Indeed, the fact that faker output isn’t “perfect” allows scope to demonstrate how the data can be improved - using the tools available to us in the SAS toolset.
Faker appears to use a limited pool of “seed values” in its generation process, and the fact that this pool is limited in size can cause issues, but equally creates some opportunities.
The following Studio Flow illustrates what seems to be going on, under the covers.
The steps in this Flow:
Let’s look at the result we get:
Looking at the results from step one - the core data generation - we see values in “phone_number” that are visibly UK style telephone numbers and show the variety of ways that these tend to be entered in real data:
0909 879 0660
+44118 496 0876
+443069990475
(020)74960382
0121 496 0219
0808 157 0489
So pretty much exactly what we are looking for.
However, when we calculate how distinct the values of “phone_number” are, and even more so how distinct those values are after they’ve been standardised, we can clearly see that faker is “reusing” values from a limited pool. This becomes even more prevalent when the size of the generate data is increased.
Total Rows |
10,000 |
500,000 |
Distinct values in “phone_number” |
9,769 |
202,584 |
Distinct values in “Stnd_Phone_Number” |
7,917 |
22,788 |
This isn’t so much a problem, as it you can see this as representing the kind of “duplication” often seen in real data, but it is something to be aware of.
Indeed, you can see such duplication, and that the generated data displays the variety value formatting that generally occurs in “real” data, as an opportunity to demonstrate the benefits of Entity Resolution in clarifying activity within customer data.
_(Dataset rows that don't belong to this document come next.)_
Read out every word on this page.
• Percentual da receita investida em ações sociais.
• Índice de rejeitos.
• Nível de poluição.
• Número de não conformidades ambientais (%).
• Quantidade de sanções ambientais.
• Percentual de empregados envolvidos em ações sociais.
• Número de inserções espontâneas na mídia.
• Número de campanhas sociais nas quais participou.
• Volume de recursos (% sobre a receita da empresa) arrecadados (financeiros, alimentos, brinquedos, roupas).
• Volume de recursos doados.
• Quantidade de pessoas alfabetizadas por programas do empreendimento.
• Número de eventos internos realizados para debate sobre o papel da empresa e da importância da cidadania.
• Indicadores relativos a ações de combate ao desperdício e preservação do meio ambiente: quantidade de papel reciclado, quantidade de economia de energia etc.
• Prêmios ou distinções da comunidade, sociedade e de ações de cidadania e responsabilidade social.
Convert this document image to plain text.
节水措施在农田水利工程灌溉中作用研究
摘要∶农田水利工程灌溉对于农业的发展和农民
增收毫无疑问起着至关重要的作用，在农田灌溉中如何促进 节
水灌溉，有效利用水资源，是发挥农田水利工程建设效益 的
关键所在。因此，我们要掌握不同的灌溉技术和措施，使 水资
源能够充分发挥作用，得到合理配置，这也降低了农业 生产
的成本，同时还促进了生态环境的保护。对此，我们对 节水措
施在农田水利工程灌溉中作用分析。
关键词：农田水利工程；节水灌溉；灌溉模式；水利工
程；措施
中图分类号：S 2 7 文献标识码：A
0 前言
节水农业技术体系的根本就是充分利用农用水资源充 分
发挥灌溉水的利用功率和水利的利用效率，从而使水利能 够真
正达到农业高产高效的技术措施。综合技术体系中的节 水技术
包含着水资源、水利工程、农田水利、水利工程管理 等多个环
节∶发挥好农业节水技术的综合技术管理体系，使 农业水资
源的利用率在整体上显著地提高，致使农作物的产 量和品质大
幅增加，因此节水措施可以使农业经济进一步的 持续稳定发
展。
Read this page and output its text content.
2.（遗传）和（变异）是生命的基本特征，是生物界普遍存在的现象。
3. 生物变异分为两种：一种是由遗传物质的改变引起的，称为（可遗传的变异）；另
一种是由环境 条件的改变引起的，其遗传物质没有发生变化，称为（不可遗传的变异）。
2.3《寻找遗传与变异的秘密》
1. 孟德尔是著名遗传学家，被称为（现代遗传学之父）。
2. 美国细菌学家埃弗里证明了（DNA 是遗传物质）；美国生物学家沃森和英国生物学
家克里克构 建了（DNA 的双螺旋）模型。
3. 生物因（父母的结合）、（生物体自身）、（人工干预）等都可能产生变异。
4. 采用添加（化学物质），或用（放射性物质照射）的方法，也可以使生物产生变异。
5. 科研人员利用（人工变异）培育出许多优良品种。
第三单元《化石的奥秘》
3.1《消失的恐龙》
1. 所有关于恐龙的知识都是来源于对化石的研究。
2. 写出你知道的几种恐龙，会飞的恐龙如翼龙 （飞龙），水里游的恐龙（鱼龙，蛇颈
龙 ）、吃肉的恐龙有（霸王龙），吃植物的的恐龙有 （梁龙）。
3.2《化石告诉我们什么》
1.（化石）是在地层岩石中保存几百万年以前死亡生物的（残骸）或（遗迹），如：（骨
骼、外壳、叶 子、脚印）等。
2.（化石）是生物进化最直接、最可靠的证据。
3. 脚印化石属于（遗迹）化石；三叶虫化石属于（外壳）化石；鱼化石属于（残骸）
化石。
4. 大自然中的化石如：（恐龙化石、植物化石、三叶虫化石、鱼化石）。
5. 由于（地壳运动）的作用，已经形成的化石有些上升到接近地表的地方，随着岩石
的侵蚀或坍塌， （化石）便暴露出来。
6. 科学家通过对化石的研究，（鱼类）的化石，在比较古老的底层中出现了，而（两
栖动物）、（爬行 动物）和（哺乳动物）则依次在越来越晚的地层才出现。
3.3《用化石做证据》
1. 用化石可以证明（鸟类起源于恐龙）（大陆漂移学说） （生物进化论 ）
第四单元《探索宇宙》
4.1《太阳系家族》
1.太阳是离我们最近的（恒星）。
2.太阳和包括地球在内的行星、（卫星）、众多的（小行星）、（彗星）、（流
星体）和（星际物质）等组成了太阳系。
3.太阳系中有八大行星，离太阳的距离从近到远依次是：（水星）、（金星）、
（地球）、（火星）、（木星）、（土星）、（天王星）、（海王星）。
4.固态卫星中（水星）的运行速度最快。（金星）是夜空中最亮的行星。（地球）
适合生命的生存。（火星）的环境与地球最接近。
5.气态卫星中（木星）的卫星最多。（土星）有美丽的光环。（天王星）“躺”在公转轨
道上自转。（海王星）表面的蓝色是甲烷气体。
One issue that can occur is when trying to create large row counts of data with faker, e.g. multiple millions, is that the Python process may run out of memory.
Whether it is an issue with faker, or Python in general, or a configuration issue particular to the environment I have been using, I can’t say, but I have encountered this when trying to create more than 5Mn rows using the “profile” provider for the en_GB locale.
There is a simple way to accommodate this - the code inside the Generate Data with Faker custom step resets the Python session at the end of each invocation, deletes its data frame and does garbage collection. This means that each run is “self-contained” and there shouldn’t be an issue with running multiple separate large generation runs.
So, for example, if you needed 20 Mn rows of person data, you could use 4 separate instances of Generate Data with Faker in same Flow, possibly with different locales, setting the offset value for the idx field at 0, 5Mn, 10Mn and 15Mn which will yield a single table with values idx running from 1 all the way up to 10Mn once you’ve appended the four output datasets together.
The faker package offers a range of functionality beyond the scope of what we've implemented here.
As mentioned above, a future article will look at the details of the code inside the Custom Steps I've discussed here, and we'll touch on some aspects of "advanced" usage there.
Great work Angus & Duncan. I'm sure there will be several examples where this will save us a lot of time building our demos.
I've just added the follow up article that delves into the inner workings of the Custom Step that uses faker.